Der Vater der Erzählerin, Annja Kobe, ist so einer. Mit 50 wird er, DDR-Kühlmittelforscher in zweiter Generation, entlassen. Abgewickelt. Ab jetzt kühlen die anderen, die aus dem Westen. Da friert er sich einfach selbst ein, und Annja findet ihn. In der Kühltruhe der Großmutter. Das ist, gelinde gesagt, skurril. Aber vielleicht ist es ja auch nur eine Metapher. Traurig ist es allemal, und doch halten sich in Lydia Bunks Inszenierung Melancholie und Komik angenehm die Waage. Es herrscht minutenlang angespannte Stille, und es wird ungeheuer viel und herzhaft gelacht. Ganz wie im wirklichen Leben.
Gänzlich unmodern
Das wirkliche Leben ist in der Bühnenfassung reduziert auf die Familie Kobe. Annja, aus Berlin angereist, beschließt, ihre senile Großmutter Elsa zuhause zu pflegen. Annjas Mutter, Barbara, hatte sie und den pedantisch-kauzigen Vater Klaus (nun tiefgefroren) bereits vor Jahren verlassen. Opa Paul ist lange tot. In den Erinnerungen an die guten und die schlechten Zeiten der Familie leben bzw. tauchen sie nun alle wieder auf und mit ihnen – en passant – DDR-Alltag und -Geschichte. Versorgungslage, Grenze, Stasi, Partei – alles drin, zwischen den beiden in der Erinnerung leicht pappig schmeckenden Waffeln, sozusagen.
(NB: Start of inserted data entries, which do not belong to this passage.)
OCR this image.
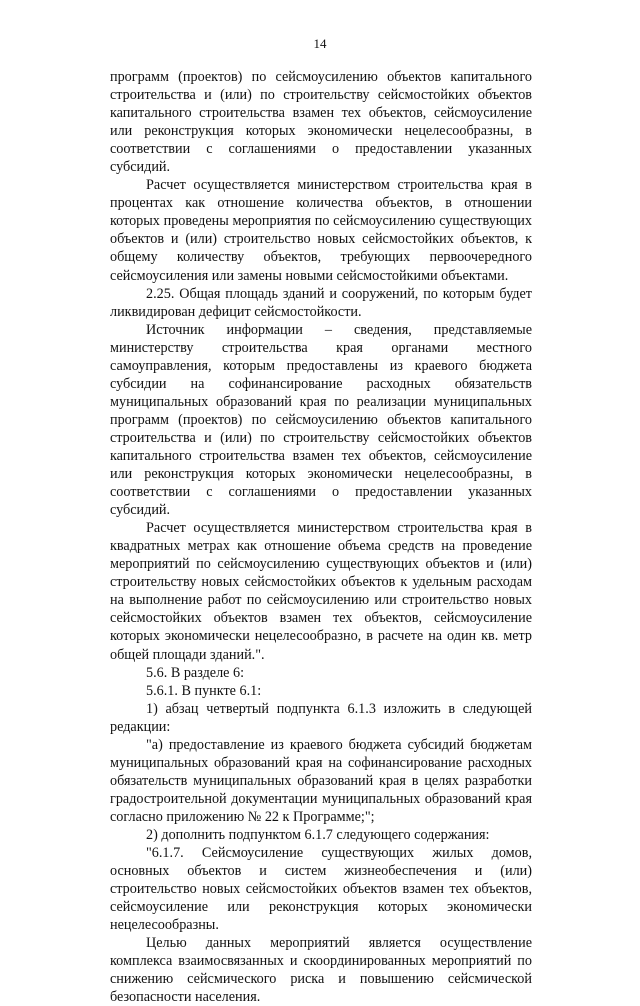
14

программ (проектов) по сейсмоусилению объектов капитального строительства и (или) по строительству сейсмостойких объектов капитального строительства взамен тех объектов, сейсмоусиление или реконструкция которых экономически нецелесообразны, в соответствии с соглашениями о предоставлении указанных субсидий.

Расчет осуществляется министерством строительства края в процентах как отношение количества объектов, в отношении которых проведены мероприятия по сейсмоусилению существующих объектов и (или) строительство новых сейсмостойких объектов, к общему количеству объектов, требующих первоочередного сейсмоусиления или замены новыми сейсмостойкими объектами.

2.25. Общая площадь зданий и сооружений, по которым будет ликвидирован дефицит сейсмостойкости.

Источник информации – сведения, представляемые министерству строительства края органами местного самоуправления, которым предоставлены из краевого бюджета субсидии на софинансирование расходных обязательств муниципальных образований края по реализации муниципальных программ (проектов) по сейсмоусилению объектов капитального строительства и (или) по строительству сейсмостойких объектов капитального строительства взамен тех объектов, сейсмоусиление или реконструкция которых экономически нецелесообразны, в соответствии с соглашениями о предоставлении указанных субсидий.

Расчет осуществляется министерством строительства края в квадратных метрах как отношение объема средств на проведение мероприятий по сейсмоусилению существующих объектов и (или) строительству новых сейсмостойких объектов к удельным расходам на выполнение работ по сейсмоусилению или строительство новых сейсмостойких объектов взамен тех объектов, сейсмоусиление которых экономически нецелесообразно, в расчете на один кв. метр общей площади зданий.".

5.6. В разделе 6:

5.6.1. В пункте 6.1:

1) абзац четвертый подпункта 6.1.3 изложить в следующей редакции:

"а) предоставление из краевого бюджета субсидий бюджетам муниципальных образований края на софинансирование расходных обязательств муниципальных образований края в целях разработки градостроительной документации муниципальных образований края согласно приложению № 22 к Программе;";

2) дополнить подпунктом 6.1.7 следующего содержания:

"6.1.7. Сейсмоусиление существующих жилых домов, основных объектов и систем жизнеобеспечения и (или) строительство новых сейсмостойких объектов взамен тех объектов, сейсмоусиление или реконструкция которых экономически нецелесообразны.

Целью данных мероприятий является осуществление комплекса взаимосвязанных и скоординированных мероприятий по снижению сейсмического риска и повышению сейсмической безопасности населения.
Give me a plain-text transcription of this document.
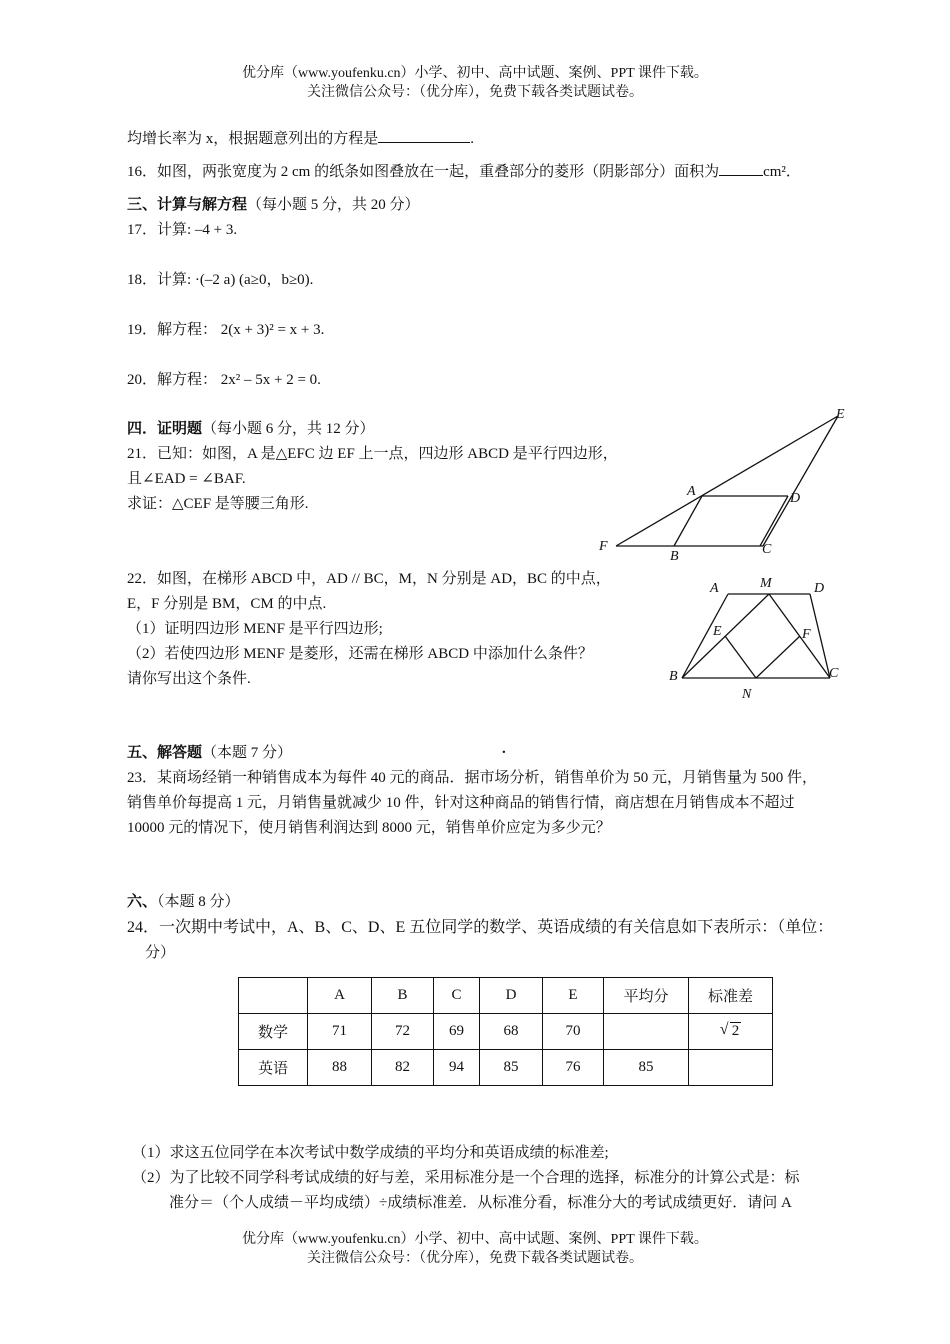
优分库（www.youfenku.cn）小学、初中、高中试题、案例、PPT 课件下载。
关注微信公众号：（优分库），免费下载各类试题试卷。
均增长率为 x，根据题意列出的方程是	.
16．如图，两张宽度为 2 cm 的纸条如图叠放在一起，重叠部分的菱形（阴影部分）面积为	cm²．
三、计算与解方程（每小题 5 分，共 20 分）
17．计算: –4 + 3.
18．计算: ·(–2 a) (a≥0，b≥0).
19．解方程： 2(x + 3)² = x + 3.
20．解方程： 2x² – 5x + 2 = 0.
四．证明题（每小题 6 分，共 12 分）
21．已知：如图，A 是△EFC 边 EF 上一点，四边形 ABCD 是平行四边形，
且∠EAD = ∠BAF.
求证：△CEF 是等腰三角形.
E
A	D
F
B	C
22．如图，在梯形 ABCD 中，AD // BC，M，N 分别是 AD，BC 的中点，
E，F 分别是 BM，CM 的中点.
（1）证明四边形 MENF 是平行四边形;
（2）若使四边形 MENF 是菱形，还需在梯形 ABCD 中添加什么条件？
请你写出这个条件.
A	M	D
E	F
B
N
C
五、解答题（本题 7 分）	.
23．某商场经销一种销售成本为每件 40 元的商品．据市场分析，销售单价为 50 元，月销售量为 500 件，
销售单价每提高 1 元，月销售量就减少 10 件，针对这种商品的销售行情，商店想在月销售成本不超过
10000 元的情况下，使月销售利润达到 8000 元，销售单价应定为多少元？
六、（本题 8 分）
24．一次期中考试中，A、B、C、D、E 五位同学的数学、英语成绩的有关信息如下表所示：（单位：
分）
	A	B	C	D	E	平均分	标准差
数学	71	72	69	68	70		√ 2
英语	88	82	94	85	76	85	
（1）求这五位同学在本次考试中数学成绩的平均分和英语成绩的标准差;
（2）为了比较不同学科考试成绩的好与差，采用标准分是一个合理的选择，标准分的计算公式是：标
准分＝（个人成绩－平均成绩）÷成绩标准差．从标准分看，标准分大的考试成绩更好．请问 A
优分库（www.youfenku.cn）小学、初中、高中试题、案例、PPT 课件下载。
关注微信公众号：（优分库），免费下载各类试题试卷。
Lydia Bunk inszeniert ihre Spielfassung bewusst einfach, erzählerisch, naturalistisch, auf den ersten Blick scheinbar gänzlich unmodern. Ohne Chichi, ohne Live-Musik, ohne Videos. Ohne Lärm und Körperliches. Ohne Fremdtext-Splitter und diskursives Beiwerk. Und siehe: geht! Geht sogar sehr gut. Passt gut zum Stück, passt gut auf die Studiobühne des Magdeburger Schauspiels. Kleine Ausstattungs- und Regie-Ideen sorgen für Wohlfühl-Atmosphäre und Heiterkeit im Saal. Omas Bett steht senkrecht an der Wand und die Krawatte des tiefgefrorenen Papas waagerecht nach vorne. Die Schauspieler dürfen dem Affen Zucker geben und machen, wo es angebracht ist, reichlich Gebrauch davon. Großmutter Elsa tippelt in Oma-Tippelschritten durch das Bühnen-Puppenstübchen, in dem ein Sandmännchen im Regal steht, und während sie tippelt, singt sie mal DDR-Schlager, grüßt mal den Besuch mit "Heil, Hitler" und beklagt schließlich beiläufig, es sei nicht gut, dass die Mauer gefallen ist. Man wisse jetzt gar nicht mehr, wo die Kinder gerade sind. Michaela Winterstein als Großmutter – komödiantisch großartig!
Magdeburger Theaterglück
Abgesehen von ihr sind die Rollen weitgehend altersgerecht besetzt, auch das sieht man ja nicht mehr so oft. Die jüngeren spielen die Jungen und die älteren die Alten. Und zusammen erzählen sie dem Publikum ihre Geschichten. Das wirkt kein bisschen trutschig, na gut, manchmal, ein bisschen. Zugleich aber spielt es ironisch mit dem klassischen Theatertürenklappern, etwa wenn Annja sagt, so sei es nun mal zugegangen in ihrer Familie, nur dass es eben keine zweite Tür gab. In Magdeburg gibt es zwei. Dazu ein Kellerloch und einen Kühlschrank, durch die man auftreten und abgehen kann. Was reichlich getan wird. Kurzum: Die Inszenierung ist aufs Wunderbarste altmodisch.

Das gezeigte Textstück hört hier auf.